白石奈都子
お手紙
最後に手紙を書いたのはいつだったろうか?
そう思う方も少なくないと思う。
以前、硬筆で書道を教える仕事に携わった際、お客様の中で「手紙も書きたいけど、きれいな字が書けないから恥ずかしい」と仰る方がいた。この方だけでなく、日本人の美意識なのか「きれいに書きたい」「自分の文字が恥ずかしい」という声はよく聞く。
各言う私も、美しく日本語を書きたい気持ちもあるからこそ書道を続けてきたので、その人心は共感できる。先様に送り、読んでいただくものだから、きれいな文字で書きたいという心肝は、寧ろ日本人の美学とも言えるかもしれない。

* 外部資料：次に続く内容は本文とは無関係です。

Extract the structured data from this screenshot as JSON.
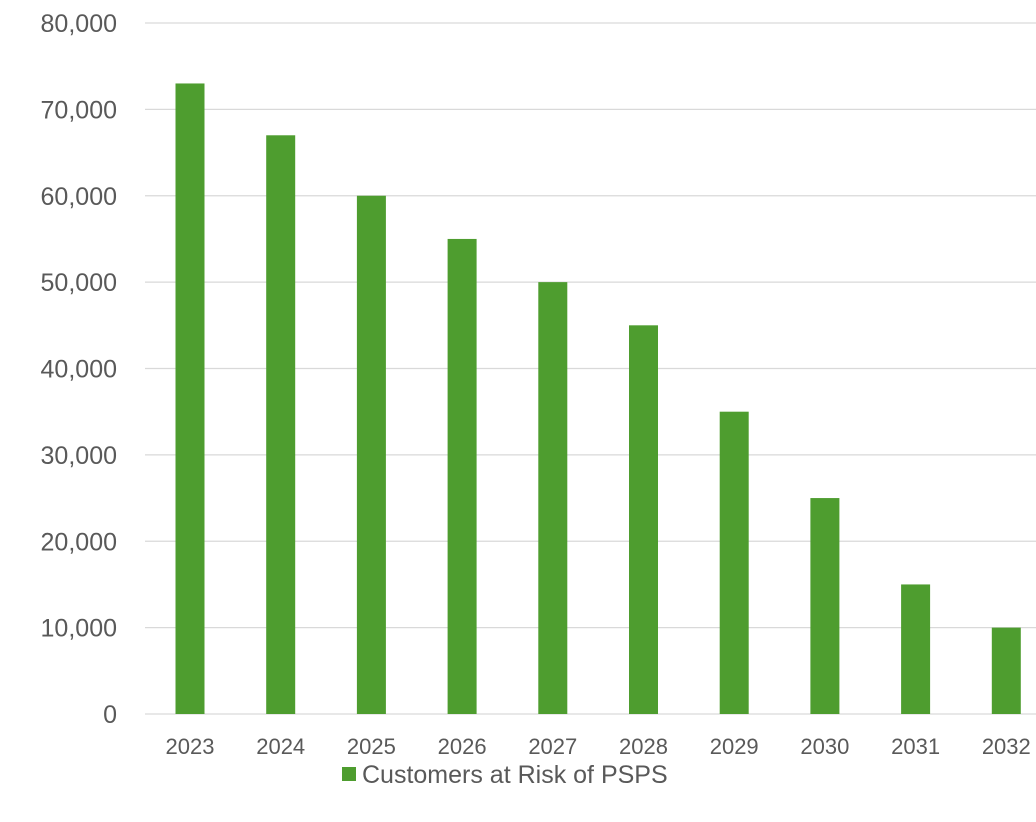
{
  "chart_data": {
    "type": "bar",
    "title": "",
    "xlabel": "",
    "ylabel": "",
    "categories": [
      "2023",
      "2024",
      "2025",
      "2026",
      "2027",
      "2028",
      "2029",
      "2030",
      "2031",
      "2032"
    ],
    "series": [
      {
        "name": "Customers at Risk of PSPS",
        "values": [
          73000,
          67000,
          60000,
          55000,
          50000,
          45000,
          35000,
          25000,
          15000,
          10000
        ],
        "color": "#4e9d2f"
      }
    ],
    "ylim": [
      0,
      80000
    ],
    "y_ticks": [
      0,
      10000,
      20000,
      30000,
      40000,
      50000,
      60000,
      70000,
      80000
    ],
    "y_tick_labels": [
      "0",
      "10,000",
      "20,000",
      "30,000",
      "40,000",
      "50,000",
      "60,000",
      "70,000",
      "80,000"
    ],
    "grid": true,
    "legend": {
      "position": "bottom",
      "label": "Customers at Risk of PSPS"
    },
    "colors": {
      "bar": "#4e9d2f",
      "grid": "#d9d9d9",
      "text": "#595959"
    }
  }
}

筆を日常で使っていた時代、江戸以前の武将や貴人、文人、商人など所謂「書家」ではない人々も、ただの書簡や政治的などの事務書類でも、しなやかな草書、力強い楷書や行書、優美な仮名、これらで実に美しく、魅力的な文字を書いていた。
だが、私がこれまで感じていた書簡のイメージを覆す手紙があった。細川ガラシャの手紙である。
書の造詣が深い方や戦国時代について博識強記な方は精通しているかと思うが、そうでない方も名前だけは知っている人も多いと思う。私もそれまでは教科書の中の人という記憶しか持ち合わせていなかった。
明智光秀の娘で本名は明智珠(玉)。細川忠興の正室となり、父の謀反「本能寺の変」が元で家庭不和や幽閉、隔離された生活を送り、その生活の中でキリスト教に惹かれ、帰依したと言われる。
その紆余曲折の中で綴ったガラシャの手紙がある。昔の貴人女性の手紙といえば、流麗で女性らしい柔らかな仮名文字で書かれていることが多いが、彼女の手紙は私が勝手に描いていた「深窓のガラシャ姫様」の像を覆す書だった。
現代の「お手紙の書き方」というと、書き出しは一文字空けて、行頭と行末を揃えて、、、などというお作法を小学校で習ったかと思う。ガラシャの書いた手紙は、『散らし書き』という書き方で、法則性はあるがその名の通り散らして書く書き方。平安時代の和歌というと、想像しやすいかと思う。行頭や行末、行間を揃えず、文字のサイズも抑揚をつけ、墨の濃淡、掠れもアリという書き方だ。
ガラシャのお手紙は、夫・忠興や小侍従などに宛てたもので、内容はよくある息災や家庭の報告だが、その時々の彼女の感情や奔放で芯のある性格を表しているような、高潔な中に強さのある、男性のような筆跡であった。
無論、人物として魅力があり、達筆が故に魅力的な書として注目されていることもあるが、「書は人なり」とも言われるように、正に人となりが感じられ、惹きつけられる書簡の一つだと思う。
私も、ちょっとガラシャに会ってみたくなった。
書道に関する云々は差し置いて、ガラシャのお手紙を見るとこんな感じに書いてもいいんだ、とちょっと書きたくなる、そんな手紙だった。
現代人では計り知れない手紙を書いて出す苦労や必切実な事情もあったはずだが、殿上人に書く以外は、それなりに制限がありながらも昔の人はわりと自由に手紙を書いていたように感じる。
今みたいに罫線などが印刷された紙も無いので、書き癖で曲がることもあるけど、紙も凄い貴重なので書き直しもしない。墨は消せないので、結構みんな間違えた文字はバツしたり墨で消していたり、上から紙貼ったり。
好きな紙とペン、好きな色やその時に使いたい色を用意して、自分の好きな形で書く。
そんな風に思えれば、みんな楽しく書けるように思う。
ガラシャも自分が書いた身内への手紙が、まさか死んで400年経ってもなお、博物館で晒されて、知らない人に色々言われているとは考えていなかったと思う。喜んでもらえればいいが。
仕事や書道を求められる時は、私も背筋を伸ばして、形式に則りきちんと書くが、本当は自由に書くのが好きだ。書道モードでない時は、同じ人とは思えない字を書くので、もし解説付きで展示されることを想像するとゾッとする。
ただ、私の手紙は、後世で温湿管理された保管庫にも入れられないはずなので、久々に気にせず思うがままに書きたい。お気に入りの紙とインクを用意しよう。
手紙だと、なぜか素直に伝えられる言葉もある。
仮名草書の散らし書きで手紙も書きたいが、読めないと苦情が来るので、ちゃんと現代で伝わる形で。